The Schrauds sell their instruments and pottery in the United States at regular festivals like the Oregon County Fair. “We have been going for over 20 years and like seeing our friends,” Michael says. They go to ¡Globalquerque! in Albuquerque and have been regulars for 15 years at the Telluride Blues and Brews Festival. At the festivals, Darian, 16, and Lukas, 14, earn pocket money by “busking” — playing music on an old upright piano they mounted on a cart and passing the hat. Darian also sings and Lukas is learning to play the kora.
Selling African instruments is definitely a small niche market, even with Michael now one of the senior makers of koras worldwide, outside of Africa. But he also found a way to give back to this community he enjoys.
BRIDGING SENEGAL, WEST AFRICA, WITH JAROSO, COLORADO
Currently, Michael is involved in a program sharing his Western woodworking skills with some drum makers in Senegal. Hardwood lumber is being depleted and looting of the tropical rain forests has resulted in a shortage of the lumber typically used to make drums.
“The problem for woodworkers in northern Senegal, West Africa, is that the logs that are available are too small and not of good quality. But the demand is for large, flawless drums,” Michael says.
Michael is working with a nonprofit, AYWA, African Innovation, recycling materials and teaching skills to create a sustainable future for the Senegalese.
“My particular contribution is that I set them up to build drums using stave construction, the way I do it in the U.S.,” he says. “Stave construction uses about one-sixth of the material needed to carve a log drum. The pieces of lumber needed are smaller, so given the situation it makes a lot of sense.”
After the shells are built, they are sent to the workers who carve the outside to decorate and finish the drum. “We are joining the two traditions: the Western cooperage and traditional African carving style,” he says.
The skills the kids are learning in the AYWA woodshop will be valuable for generations.
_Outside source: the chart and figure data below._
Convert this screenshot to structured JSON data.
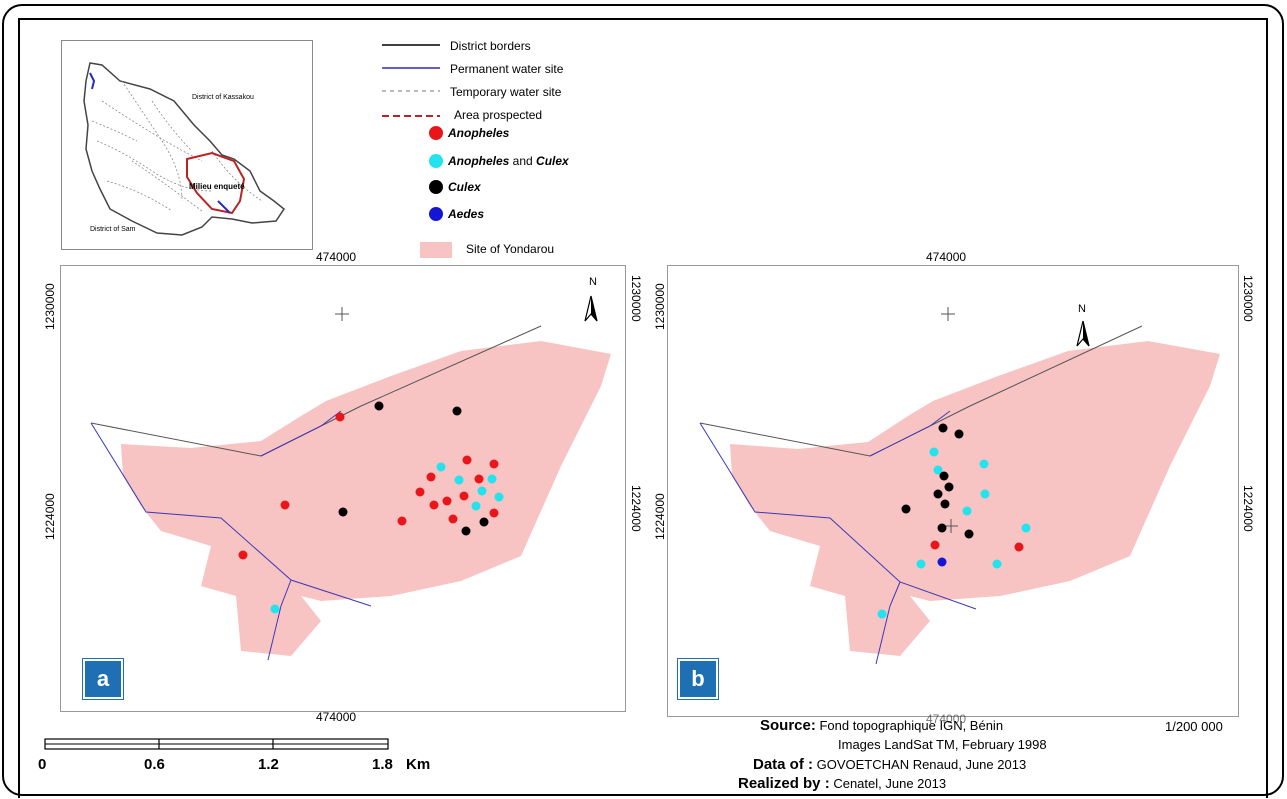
{
  "inset": {
    "label_kassakou": "District of Kassakou",
    "label_sam": "District of Sam",
    "label_milieu": "Milieu enqueté"
  },
  "legend": {
    "district_borders": "District borders",
    "permanent_water": "Permanent water site",
    "temporary_water": "Temporary water site",
    "area_prospected": "Area prospected",
    "anopheles": "Anopheles",
    "anopheles_culex_a": "Anopheles",
    "anopheles_culex_and": " and ",
    "anopheles_culex_b": "Culex",
    "culex": "Culex",
    "aedes": "Aedes",
    "site": "Site of Yondarou"
  },
  "colors": {
    "anopheles": "#e8161b",
    "anopheles_culex": "#22e3ee",
    "culex": "#000000",
    "aedes": "#1515d6",
    "site": "#f8c3c3",
    "water": "#3a3ab8"
  },
  "panel_a": {
    "badge": "a",
    "coord_top": "474000",
    "coord_bottom": "474000",
    "coord_left_top": "1230000",
    "coord_left_mid": "1224000",
    "coord_right_top": "1230000",
    "coord_right_mid": "1224000",
    "north": "N"
  },
  "panel_b": {
    "badge": "b",
    "coord_top": "474000",
    "coord_bottom": "474000",
    "coord_left_top": "1230000",
    "coord_left_mid": "1224000",
    "coord_right_top": "1230000",
    "coord_right_mid": "1224000",
    "north": "N"
  },
  "scale": {
    "t0": "0",
    "t1": "0.6",
    "t2": "1.2",
    "t3": "1.8",
    "unit": "Km"
  },
  "credits": {
    "source_label": "Source:",
    "source_value": "Fond topographique IGN, Bénin",
    "scale_ratio": "1/200 000",
    "images": "Images LandSat TM, February 1998",
    "data_label": "Data of :",
    "data_value": "GOVOETCHAN Renaud, June 2013",
    "realized_label": "Realized by :",
    "realized_value": "Cenatel, June 2013"
  }
}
The group is also trying to set up a forest preservation project to protect some sacred forests and chimp
habitats. They are talking with government officials to establish lands that would be sustainably managed with forestry management and reforestation. “Then,” Michael says, “we could control the entire supply chain from tree to final product and we’ll have a ‘fair trade’ brand of drums and other products that would be the first of its kind.”
RBI Drums and AYWA are also working on an exchange program where apprentices from Senegal would come to Michael’s shop in Jaroso for a few months to gain experience. The wood crafting skills as well as exposure to a Western run business would position them well to start a successful business back in Senegal.
“I am honored to be part of this collaborative effort and add another tool to their repertoire. By helping these young men expand their skill set, we are contributing to their future success.” Michael adds, “Plus I get to visit my friends in Africa once a year and combine it with my kora business, so everyone benefits.”
Some days, that music from faraway places doesn’t seem so far away.
Malia Durbano is a freelance writer from Durango. Last year, she moved to Pokhara, Nepal, exchanging her view of the Rockies for one of the Himalayas. A prior interest in African drumming and dance made her the perfect choice to write this article.